Symplectically invariant flow equations for N=2, D=4 gauged supergravity with hypermultiplets

TL;DR

This paper derives symplectically invariant flow equations for N=2, D=4 gauged supergravity with hypermultiplets, providing a unified framework for BPS and non-BPS black hole solutions and their attractor behavior.

Contribution

It introduces a symplectically covariant formulation of flow equations in gauged supergravity, extending previous work to include magnetic gaugings and non-BPS solutions.

Findings

Derived first-order flow equations from Hamilton-Jacobi formalism.

Extended flow equations to include magnetic gaugings.

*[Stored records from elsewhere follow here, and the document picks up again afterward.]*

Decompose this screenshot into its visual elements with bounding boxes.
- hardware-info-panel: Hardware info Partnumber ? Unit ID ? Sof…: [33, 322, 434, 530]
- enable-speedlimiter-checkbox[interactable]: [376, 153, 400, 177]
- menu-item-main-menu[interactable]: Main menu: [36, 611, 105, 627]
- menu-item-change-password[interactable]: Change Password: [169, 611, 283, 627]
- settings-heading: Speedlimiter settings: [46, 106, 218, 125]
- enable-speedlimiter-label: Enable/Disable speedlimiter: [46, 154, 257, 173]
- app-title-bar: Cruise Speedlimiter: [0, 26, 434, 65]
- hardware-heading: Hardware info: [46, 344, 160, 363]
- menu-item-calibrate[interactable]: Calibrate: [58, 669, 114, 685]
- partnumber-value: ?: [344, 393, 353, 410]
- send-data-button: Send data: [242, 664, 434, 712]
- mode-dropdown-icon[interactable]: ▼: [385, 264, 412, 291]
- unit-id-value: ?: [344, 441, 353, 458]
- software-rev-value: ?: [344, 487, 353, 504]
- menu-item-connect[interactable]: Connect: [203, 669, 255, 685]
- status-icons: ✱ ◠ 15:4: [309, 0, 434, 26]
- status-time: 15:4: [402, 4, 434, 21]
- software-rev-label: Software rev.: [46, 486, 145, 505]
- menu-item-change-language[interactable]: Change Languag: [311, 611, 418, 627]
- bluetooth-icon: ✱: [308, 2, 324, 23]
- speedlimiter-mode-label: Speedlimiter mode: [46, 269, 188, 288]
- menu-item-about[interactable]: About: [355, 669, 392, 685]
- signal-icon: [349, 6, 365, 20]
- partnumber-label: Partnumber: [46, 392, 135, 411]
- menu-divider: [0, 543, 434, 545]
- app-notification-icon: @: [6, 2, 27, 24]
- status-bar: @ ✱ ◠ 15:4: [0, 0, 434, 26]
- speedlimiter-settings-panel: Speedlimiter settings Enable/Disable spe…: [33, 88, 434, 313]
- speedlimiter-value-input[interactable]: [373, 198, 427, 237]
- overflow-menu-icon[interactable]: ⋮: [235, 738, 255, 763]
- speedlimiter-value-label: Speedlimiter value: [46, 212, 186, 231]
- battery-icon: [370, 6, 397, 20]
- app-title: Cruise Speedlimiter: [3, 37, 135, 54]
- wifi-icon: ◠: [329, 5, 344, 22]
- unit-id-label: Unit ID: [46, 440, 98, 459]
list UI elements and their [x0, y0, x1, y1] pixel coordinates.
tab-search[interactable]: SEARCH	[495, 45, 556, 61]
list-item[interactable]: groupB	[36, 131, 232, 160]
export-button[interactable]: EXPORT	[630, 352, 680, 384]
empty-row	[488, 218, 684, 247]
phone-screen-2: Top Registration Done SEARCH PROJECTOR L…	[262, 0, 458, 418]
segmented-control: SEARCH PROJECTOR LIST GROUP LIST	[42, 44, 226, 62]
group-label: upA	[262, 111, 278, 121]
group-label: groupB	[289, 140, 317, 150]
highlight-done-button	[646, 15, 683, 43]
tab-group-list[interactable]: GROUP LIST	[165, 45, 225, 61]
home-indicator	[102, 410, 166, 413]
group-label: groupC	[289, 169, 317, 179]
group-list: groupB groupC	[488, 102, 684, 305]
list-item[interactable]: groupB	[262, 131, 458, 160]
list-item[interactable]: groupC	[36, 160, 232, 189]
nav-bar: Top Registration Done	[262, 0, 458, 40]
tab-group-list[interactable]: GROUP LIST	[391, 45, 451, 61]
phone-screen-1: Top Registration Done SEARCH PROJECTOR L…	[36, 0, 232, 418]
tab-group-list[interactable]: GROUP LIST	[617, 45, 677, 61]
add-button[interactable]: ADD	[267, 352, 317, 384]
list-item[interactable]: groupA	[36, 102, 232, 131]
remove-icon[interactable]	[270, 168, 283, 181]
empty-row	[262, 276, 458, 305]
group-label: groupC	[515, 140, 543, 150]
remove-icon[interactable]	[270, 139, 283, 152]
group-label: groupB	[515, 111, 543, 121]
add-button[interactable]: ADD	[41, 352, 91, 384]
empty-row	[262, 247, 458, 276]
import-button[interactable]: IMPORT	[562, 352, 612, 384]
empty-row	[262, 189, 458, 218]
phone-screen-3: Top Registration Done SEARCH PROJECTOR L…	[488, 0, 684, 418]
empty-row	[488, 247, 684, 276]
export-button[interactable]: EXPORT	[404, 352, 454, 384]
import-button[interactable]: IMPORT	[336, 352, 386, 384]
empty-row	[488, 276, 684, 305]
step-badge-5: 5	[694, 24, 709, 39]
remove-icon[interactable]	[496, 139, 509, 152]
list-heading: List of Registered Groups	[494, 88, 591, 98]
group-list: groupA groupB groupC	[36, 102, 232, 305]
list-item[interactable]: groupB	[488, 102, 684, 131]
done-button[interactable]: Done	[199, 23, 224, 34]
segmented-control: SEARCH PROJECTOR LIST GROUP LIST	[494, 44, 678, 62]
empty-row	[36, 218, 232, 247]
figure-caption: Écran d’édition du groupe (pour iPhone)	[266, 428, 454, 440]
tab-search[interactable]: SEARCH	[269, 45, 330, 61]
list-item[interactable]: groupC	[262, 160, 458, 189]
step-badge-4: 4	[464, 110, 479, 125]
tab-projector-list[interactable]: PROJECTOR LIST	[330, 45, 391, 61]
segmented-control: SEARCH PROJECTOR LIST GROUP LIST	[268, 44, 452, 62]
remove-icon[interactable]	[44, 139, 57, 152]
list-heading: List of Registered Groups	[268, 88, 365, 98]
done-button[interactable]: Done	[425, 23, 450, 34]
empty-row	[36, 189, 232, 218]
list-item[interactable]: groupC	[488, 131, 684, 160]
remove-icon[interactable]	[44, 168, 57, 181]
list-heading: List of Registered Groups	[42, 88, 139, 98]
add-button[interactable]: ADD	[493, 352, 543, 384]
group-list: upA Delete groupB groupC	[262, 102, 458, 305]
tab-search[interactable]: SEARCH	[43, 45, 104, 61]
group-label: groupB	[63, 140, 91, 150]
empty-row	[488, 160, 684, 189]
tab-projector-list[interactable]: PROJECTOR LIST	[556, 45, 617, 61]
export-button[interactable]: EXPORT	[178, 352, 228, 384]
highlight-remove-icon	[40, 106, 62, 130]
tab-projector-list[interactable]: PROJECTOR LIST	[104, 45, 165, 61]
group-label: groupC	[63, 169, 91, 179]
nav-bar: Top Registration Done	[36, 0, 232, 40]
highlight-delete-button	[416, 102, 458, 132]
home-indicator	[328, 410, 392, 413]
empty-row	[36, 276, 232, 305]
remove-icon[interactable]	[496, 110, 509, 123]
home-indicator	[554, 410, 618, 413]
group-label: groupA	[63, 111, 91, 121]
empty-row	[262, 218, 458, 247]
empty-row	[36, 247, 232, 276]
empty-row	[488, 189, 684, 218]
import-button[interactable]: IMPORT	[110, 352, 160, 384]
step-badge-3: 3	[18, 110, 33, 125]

Obtained attractor equations for extremal black holes.

Abstract

We consider N=2 supergravity in four dimensions, coupled to an arbitrary number of vector- and hypermultiplets, where abelian isometries of the quaternionic hyperscalar target manifold are gauged. Using a static and spherically or hyperbolically symmetric ansatz for the fields, a one-dimensional effective action is derived whose variation yields all the equations of motion. By imposing a sort of Dirac charge quantization condition, one can express the complete scalar potential in terms of a superpotential and write the action as a sum of squares. This leads to first-order flow equations, that imply the second-order equations of motion. The first-order flow turns out to be driven by Hamilton's characteristic function in the Hamilton-Jacobi formalism, and contains among other contributions the superpotential of the scalars. We then include also magnetic gaugings and generalize the flow equations to a symplectically covariant form. Moreover, by rotating the charges in an appropriate way, an alternative set of non-BPS first-order equations is obtained that corresponds to a different squaring of the action. Finally, we use our results to derive the attractor equations for near-horizon geometries of extremal black holes.